<試用レポート2>

英日・日英 コリャ英和!一発翻訳バイリンガル Ver.2.0 +OCRソフト
バベルMT研究会主宰 小室誠一
http://www.babel.co.jp/mtsg/
mt@buc.babel.co.jp

さて、今回は「コリャ英和」を取り上げます。

現在、翻訳ソフトがこれだけ普及したのはなんと言っても「コリャ英和」のおかげだと言えます。本格的なエンジンを搭載した翻訳ソフトが1万円を切って発売されたのですから、翻訳ソフト・ファンにとってはこの上ない喜びでした。

今回試用した「英日・日英 コリャ英和!一発バイリンガル Ver.2.0 +OCRソフト」は、その「コリャ英和」を核として、盛りだくさんの機能を備えたオールラウンドのソフトにバージョンアップしています。

とにかくたくさんの機能があります。全部試していたら寝る間がありませんので、いくつかポイントを絞って見て参りましょう。

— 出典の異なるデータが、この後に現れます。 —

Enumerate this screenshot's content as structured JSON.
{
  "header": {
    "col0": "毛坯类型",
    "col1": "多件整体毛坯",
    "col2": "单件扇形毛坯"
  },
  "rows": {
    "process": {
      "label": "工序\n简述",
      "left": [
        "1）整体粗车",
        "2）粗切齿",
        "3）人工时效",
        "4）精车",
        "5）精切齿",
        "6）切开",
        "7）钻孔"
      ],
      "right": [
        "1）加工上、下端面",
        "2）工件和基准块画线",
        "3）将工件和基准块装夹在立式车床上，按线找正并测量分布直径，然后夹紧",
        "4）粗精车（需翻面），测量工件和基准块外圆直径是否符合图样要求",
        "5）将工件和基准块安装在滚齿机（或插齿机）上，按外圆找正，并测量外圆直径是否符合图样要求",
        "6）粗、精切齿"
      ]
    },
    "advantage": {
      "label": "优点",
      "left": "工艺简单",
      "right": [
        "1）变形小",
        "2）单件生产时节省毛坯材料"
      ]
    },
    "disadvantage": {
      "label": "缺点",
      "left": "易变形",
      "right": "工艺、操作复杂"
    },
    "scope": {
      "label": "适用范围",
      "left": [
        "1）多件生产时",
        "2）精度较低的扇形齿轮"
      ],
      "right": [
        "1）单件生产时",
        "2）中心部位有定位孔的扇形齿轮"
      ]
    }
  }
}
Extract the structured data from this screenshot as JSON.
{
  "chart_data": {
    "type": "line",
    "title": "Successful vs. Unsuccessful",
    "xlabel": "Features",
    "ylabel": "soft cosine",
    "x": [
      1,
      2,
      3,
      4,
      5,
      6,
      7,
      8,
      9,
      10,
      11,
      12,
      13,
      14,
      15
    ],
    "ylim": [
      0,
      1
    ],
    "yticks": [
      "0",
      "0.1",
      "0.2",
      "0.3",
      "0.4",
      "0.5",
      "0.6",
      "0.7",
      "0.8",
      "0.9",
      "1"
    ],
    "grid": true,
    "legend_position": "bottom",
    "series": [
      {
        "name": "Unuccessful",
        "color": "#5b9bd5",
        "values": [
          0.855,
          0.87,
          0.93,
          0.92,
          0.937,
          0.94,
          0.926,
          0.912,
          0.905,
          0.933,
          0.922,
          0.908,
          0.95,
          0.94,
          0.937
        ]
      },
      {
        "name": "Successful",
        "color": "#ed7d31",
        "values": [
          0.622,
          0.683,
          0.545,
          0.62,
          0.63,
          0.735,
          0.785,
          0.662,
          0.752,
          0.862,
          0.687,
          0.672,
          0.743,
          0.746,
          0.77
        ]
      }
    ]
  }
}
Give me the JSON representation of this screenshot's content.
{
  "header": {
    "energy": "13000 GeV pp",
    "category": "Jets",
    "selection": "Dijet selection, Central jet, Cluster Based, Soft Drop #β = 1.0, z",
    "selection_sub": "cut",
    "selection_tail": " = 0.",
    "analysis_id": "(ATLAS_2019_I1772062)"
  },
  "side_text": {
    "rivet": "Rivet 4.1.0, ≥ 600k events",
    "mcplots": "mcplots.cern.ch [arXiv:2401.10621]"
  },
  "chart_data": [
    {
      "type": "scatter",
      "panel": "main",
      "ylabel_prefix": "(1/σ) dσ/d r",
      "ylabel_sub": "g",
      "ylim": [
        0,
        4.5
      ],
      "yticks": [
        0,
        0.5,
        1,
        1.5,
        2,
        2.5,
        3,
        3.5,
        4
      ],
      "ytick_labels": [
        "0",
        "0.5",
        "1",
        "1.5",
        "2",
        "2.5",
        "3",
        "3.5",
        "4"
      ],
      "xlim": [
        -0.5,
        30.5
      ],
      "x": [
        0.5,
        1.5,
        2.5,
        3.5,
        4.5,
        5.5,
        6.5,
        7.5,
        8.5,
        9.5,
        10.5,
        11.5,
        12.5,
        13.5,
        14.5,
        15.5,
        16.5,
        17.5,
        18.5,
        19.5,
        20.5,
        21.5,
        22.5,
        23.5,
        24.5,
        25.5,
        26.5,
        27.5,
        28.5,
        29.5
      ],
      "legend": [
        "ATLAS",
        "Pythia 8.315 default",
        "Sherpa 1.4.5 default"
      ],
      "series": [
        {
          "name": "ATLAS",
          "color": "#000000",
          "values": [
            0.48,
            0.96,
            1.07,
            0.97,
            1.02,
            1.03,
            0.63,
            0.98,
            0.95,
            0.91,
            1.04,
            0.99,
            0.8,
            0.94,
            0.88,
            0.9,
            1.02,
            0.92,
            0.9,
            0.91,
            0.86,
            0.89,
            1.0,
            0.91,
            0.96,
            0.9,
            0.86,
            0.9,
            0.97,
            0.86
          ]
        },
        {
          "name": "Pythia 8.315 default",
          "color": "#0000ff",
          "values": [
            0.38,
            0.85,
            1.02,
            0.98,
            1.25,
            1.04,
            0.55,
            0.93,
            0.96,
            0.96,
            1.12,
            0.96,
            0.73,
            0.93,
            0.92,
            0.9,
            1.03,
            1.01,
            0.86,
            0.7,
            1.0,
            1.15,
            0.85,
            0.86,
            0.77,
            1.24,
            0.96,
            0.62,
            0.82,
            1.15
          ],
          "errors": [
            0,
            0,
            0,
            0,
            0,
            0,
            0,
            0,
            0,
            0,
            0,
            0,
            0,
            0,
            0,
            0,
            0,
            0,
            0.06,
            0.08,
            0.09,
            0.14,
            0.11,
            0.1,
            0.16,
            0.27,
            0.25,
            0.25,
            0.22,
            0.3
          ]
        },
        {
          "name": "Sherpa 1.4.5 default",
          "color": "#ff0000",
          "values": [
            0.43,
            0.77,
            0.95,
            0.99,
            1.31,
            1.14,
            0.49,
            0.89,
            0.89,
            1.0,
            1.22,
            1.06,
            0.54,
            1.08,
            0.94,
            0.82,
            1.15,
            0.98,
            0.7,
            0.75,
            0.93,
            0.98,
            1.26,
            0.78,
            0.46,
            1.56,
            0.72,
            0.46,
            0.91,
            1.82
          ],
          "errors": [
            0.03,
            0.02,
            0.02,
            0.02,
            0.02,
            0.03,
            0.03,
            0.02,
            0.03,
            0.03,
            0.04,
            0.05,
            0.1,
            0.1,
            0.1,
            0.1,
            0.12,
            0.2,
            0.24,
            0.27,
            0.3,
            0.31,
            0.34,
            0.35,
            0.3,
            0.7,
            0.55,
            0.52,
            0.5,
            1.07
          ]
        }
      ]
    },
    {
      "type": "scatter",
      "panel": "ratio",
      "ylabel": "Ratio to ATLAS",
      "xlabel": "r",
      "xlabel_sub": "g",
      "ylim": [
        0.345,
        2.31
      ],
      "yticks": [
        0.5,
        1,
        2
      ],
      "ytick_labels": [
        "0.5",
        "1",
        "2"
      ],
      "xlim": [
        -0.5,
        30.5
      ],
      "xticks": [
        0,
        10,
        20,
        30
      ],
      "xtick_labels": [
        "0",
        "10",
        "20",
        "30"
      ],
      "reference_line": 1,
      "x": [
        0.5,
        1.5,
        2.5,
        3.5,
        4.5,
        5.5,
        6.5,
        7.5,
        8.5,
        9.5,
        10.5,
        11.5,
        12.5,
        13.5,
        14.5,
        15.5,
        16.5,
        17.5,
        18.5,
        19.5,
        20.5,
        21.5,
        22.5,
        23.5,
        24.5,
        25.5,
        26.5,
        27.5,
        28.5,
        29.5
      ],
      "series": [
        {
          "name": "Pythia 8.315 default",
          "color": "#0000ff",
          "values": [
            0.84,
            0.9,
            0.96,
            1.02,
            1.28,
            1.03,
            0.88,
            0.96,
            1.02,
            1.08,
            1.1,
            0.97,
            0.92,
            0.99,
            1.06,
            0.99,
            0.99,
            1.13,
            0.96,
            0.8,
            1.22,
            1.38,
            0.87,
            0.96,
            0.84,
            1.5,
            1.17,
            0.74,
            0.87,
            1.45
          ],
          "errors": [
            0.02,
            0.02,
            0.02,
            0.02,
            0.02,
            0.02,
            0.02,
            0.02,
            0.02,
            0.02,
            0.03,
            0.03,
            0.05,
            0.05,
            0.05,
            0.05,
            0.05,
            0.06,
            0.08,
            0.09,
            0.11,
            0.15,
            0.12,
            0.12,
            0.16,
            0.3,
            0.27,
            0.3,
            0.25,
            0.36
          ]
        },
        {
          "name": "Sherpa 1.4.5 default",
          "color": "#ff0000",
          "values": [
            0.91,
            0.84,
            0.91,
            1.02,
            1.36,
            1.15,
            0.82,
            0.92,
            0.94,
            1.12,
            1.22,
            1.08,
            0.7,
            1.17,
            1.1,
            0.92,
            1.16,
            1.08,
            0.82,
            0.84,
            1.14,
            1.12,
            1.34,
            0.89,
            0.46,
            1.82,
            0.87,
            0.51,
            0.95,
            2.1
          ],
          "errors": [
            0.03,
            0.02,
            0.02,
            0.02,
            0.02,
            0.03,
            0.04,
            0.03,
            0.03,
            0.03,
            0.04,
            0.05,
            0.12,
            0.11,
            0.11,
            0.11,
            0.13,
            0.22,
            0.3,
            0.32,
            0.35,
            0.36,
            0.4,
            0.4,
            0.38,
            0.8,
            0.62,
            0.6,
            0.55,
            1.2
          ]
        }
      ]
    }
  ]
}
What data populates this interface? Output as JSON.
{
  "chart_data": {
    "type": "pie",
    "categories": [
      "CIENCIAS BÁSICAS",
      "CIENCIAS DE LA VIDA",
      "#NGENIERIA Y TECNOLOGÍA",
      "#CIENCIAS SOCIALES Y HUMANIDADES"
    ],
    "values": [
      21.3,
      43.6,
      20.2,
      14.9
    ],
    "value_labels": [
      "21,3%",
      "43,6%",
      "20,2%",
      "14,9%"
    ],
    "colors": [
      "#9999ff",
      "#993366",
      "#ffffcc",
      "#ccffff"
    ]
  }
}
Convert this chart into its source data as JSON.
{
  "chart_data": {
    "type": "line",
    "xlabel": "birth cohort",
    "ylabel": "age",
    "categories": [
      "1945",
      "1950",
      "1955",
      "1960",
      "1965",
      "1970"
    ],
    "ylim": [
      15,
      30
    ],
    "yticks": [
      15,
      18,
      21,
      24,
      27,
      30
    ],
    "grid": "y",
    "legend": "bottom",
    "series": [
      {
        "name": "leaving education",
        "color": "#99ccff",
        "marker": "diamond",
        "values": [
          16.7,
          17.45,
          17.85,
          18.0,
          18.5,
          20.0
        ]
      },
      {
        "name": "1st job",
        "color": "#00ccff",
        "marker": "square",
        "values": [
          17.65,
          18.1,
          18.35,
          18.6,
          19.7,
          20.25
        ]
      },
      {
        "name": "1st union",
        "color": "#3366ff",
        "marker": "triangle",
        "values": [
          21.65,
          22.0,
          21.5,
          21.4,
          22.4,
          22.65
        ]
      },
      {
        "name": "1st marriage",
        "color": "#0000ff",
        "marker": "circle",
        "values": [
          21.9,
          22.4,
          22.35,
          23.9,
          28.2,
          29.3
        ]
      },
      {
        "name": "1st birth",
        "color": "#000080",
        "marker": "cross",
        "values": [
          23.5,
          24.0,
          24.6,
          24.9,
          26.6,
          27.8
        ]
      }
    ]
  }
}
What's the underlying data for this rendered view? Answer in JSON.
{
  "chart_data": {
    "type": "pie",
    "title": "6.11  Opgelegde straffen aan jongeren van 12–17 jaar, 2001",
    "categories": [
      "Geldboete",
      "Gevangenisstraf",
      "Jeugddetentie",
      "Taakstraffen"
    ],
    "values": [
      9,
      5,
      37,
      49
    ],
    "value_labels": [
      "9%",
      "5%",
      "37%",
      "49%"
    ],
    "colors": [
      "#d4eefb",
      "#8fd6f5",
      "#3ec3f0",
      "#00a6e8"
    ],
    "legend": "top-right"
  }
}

前回のレポートでも書いたように、翻訳ソフトは大きく分けて次の二つになります。

(1)一般のユーザーが英文の読み書きをするツール
(2)プロの翻訳者が「翻訳」をする際の支援ツール

今回のコリャ英和は(1)の部類に入ります。ということは、何も手を加えずに出力した訳文の良し悪しが問われるわけですね。


●それでは、さっそく出力文を見てみましょう。
対訳エディタで出力したのが下の図です。
<第1文>このように「3 %」などという記号が入るとうまく訳せないことが多いのですが、滑らかな訳文になっています。
<第3文><第4文>「スピード」、「需要」とするソフトが多いのですが、ここでは「スピード」、「需要」となっています。
<第5文>「may」を「〜してもよい」と正しく訳しています。
<第6文>and acceptedを正確に捉えています。
<第7文>無難に訳しています。
<第8文>as law as の訳出に失敗してます。
<第9文>「with」を「状態で」と正確に直訳しています。
<第10文>「can」を「ことができる」と正しく訳しています。
<第11文>この文も含めて、全体に助動詞をきちんと訳しています。
●対訳エディタの機能はどうでしょうか。
翻訳したばかりのセンテンスは青い文字になっています。この状態で単語をクリックすると対応する訳語の文字が赤くなります。
選択した単語の上にマウスカーソルを置いたまま右クリックするとプルダウン・メニューが開きます。
「訳語置換」にカーソルを置くとにサブメニューが開いて訳語候補が表示されて、別の訳語を選択することができます。さらに、ユーザー辞書登録もできます。

●ユーザー辞書機能は最も興味のある部分です

コリャ英和のユーザ辞書は、このクラスのソフトにしては実用的です。品詞も「名詞」「動詞」「形容詞」「副詞」前置詞」「接続詞」「前置詞句」が登録でき、基本辞書に対する優先度を選択することもできます。
これなら、辞書をこまめに丁寧に登録することによって、翻訳品質をどんどん高めることができますね。

●「設定」も少しだけ覗いてみましょう。
翻訳に関しては、文体とスピードの設定だけです。別売の専門辞書は2つまで設定できます。
最近は、ワープロなどのアプリケーションに対するアドイン機能がついている翻訳ソフトが多くなりましたが、コリャ英和も、Microsoft Office や一太郎などにアドインする機能があります。それも、アドインの設定がワンタッチでできるというのがいいですね。
下図のように、インストールされているソフトが自動検出されて、アクティブ表示になります。「登録する」ボタンをクリックすれば設定でき、解除も「解除する」ボタンをクリックするだけです。

●最後に操作パネルを見ておきましょう。

左から地球のアイコン2つはWEBブラウザ翻訳です。これはもうお馴染みの機能ですね。「英和文」は英語の下に訳文が挿入されます。「和文」はWEBページ全体が日本語に置き換わります。
左から3番目の「英和」は先ほど見た対訳エディタでの翻訳です。
「辞書」は研究社の新英和・和英中辞典。
「例文」では英文作成用の例文を参照できます。


感想:
ユーザがカスタマイズできる部分は少ないが、ユーザ辞書の機能など重要なポイントは押さえられている。「高精度な翻訳エンジン」を売り物にしているだけあって、出力文の品質レベルは高い。日英翻訳機能、英文作成支援機能などもついて、使い勝手の良いソフトになっている。